Agora você conhece as principais formas de realizar investimentos em outros países. Entretanto, você ainda pode estar se perguntando se há vantagens em iniciar seus investimentos no exterior e se expor à variação de ativos fora do país.

Essa é uma dúvida muito comum quando se aborda a possibilidade de ter ativos estrangeiros. E não há uma resposta única para esta pergunta.

É importante destacar que cabe a cada investidor responder a esse questionamento, individualmente — e é preciso conhecer as vantagens e desvantagens dessa escolha. Um dos maiores benefícios é a possibilidade de diversificação da carteira.

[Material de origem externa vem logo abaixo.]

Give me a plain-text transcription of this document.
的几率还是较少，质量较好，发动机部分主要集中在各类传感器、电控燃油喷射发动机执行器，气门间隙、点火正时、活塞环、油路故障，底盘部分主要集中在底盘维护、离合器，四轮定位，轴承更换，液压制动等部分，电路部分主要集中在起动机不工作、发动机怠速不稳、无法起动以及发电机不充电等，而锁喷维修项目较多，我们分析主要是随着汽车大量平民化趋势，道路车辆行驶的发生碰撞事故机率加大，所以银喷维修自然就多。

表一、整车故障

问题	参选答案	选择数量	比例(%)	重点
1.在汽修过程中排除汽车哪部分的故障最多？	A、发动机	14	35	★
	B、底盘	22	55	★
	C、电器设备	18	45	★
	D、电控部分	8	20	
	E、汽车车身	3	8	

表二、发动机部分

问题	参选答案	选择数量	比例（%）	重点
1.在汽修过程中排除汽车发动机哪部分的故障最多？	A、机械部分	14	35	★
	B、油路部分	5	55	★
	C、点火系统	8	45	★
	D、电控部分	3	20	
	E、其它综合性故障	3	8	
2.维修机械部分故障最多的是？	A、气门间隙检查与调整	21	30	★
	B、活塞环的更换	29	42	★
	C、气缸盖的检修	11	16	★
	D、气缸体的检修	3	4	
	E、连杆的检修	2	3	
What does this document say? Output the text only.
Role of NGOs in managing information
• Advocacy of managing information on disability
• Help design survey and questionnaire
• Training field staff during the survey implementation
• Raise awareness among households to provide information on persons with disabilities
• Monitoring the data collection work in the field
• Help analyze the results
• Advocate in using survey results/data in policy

Ter ativos ligados a outros países aumenta a dinâmica da sua carteira de investimentos, pois permite que você tenha acesso a inúmeras empresas que não se originaram aqui. E isso abre enormes possibilidades, já que existem bolsas muito maiores que a brasileira.

Outra vantagem é a diluição dos riscos, principalmente pela redução da dependência em relação à economia brasileira. Desse modo, os investidores podem conseguir performances mais vantajosas, mesmo em momentos de instabilidade nacional.

Há, ainda, o benefício de equilibrar um pouco mais seu balanço de ativos e passivos. Pense bem: enquanto seus ativos estão atrelados ao real, a maioria dos seus gastos está relacionada a moedas mais fortes, como o dólar. Fazer investimentos no exterior possibilita tentar estabilizar esta situação.

Entre as desvantagens de investir em ativos estrangeiros, contudo, podemos citar os riscos — lembre que eles existem em todos os investimentos. Logo, é fundamental conhecer o funcionamento de cada operação e compreender o perigo antes de fazer suas escolhas.

O que considerar na hora de investir no exterior?

Embora seja interessante diversificar sua carteira com ativos fora do Brasil, não é indicado que você faça isso de qualquer forma. Afinal, assim como qualquer decisão de investimento, existem detalhes fundamentais a serem considerados.

Se escolher investimentos brasileiros já demanda uma análise bem feita, imagine fazer isso com ativos de outros lugares. Estudar o assunto e avaliar cada opção de fundo de investimento, ETF, BDR ou COE é, portanto, indispensável.

Nossa orientação é que você não só analise os ativos disponíveis, mas também passe a acompanhar o mercado onde deseja investir. Se a sua escolha é pelos Estados Unidos, por exemplo, é relevante começar a ler as notícias sobre a economia americana.

Ou seja, mesmo que as suas operações sejam feitas utilizando instituições brasileiras, é preciso entender um pouco o idioma estrangeiro e pesquisar sobre os investimentos. Isso diminui seus riscos e aumenta a possibilidade de encontrar bons resultados.

Fique atento, ainda, às taxas envolvidas — como taxas de administração dos fundos de investimentos — e às suas obrigações com a Receita Federal brasileira. Esses cuidados tornam suas operações mais seguras e previne arrependimentos ou problemas.

Depois de saber como iniciar seus investimentos no exterior, reflita sobre quais são as melhores alternativas para o seu caso. É possível abrir uma conta lá fora, mas também existem ativos negociados na própria bolsa brasileira. Pense nos seus objetivos e tome decisões eficientes!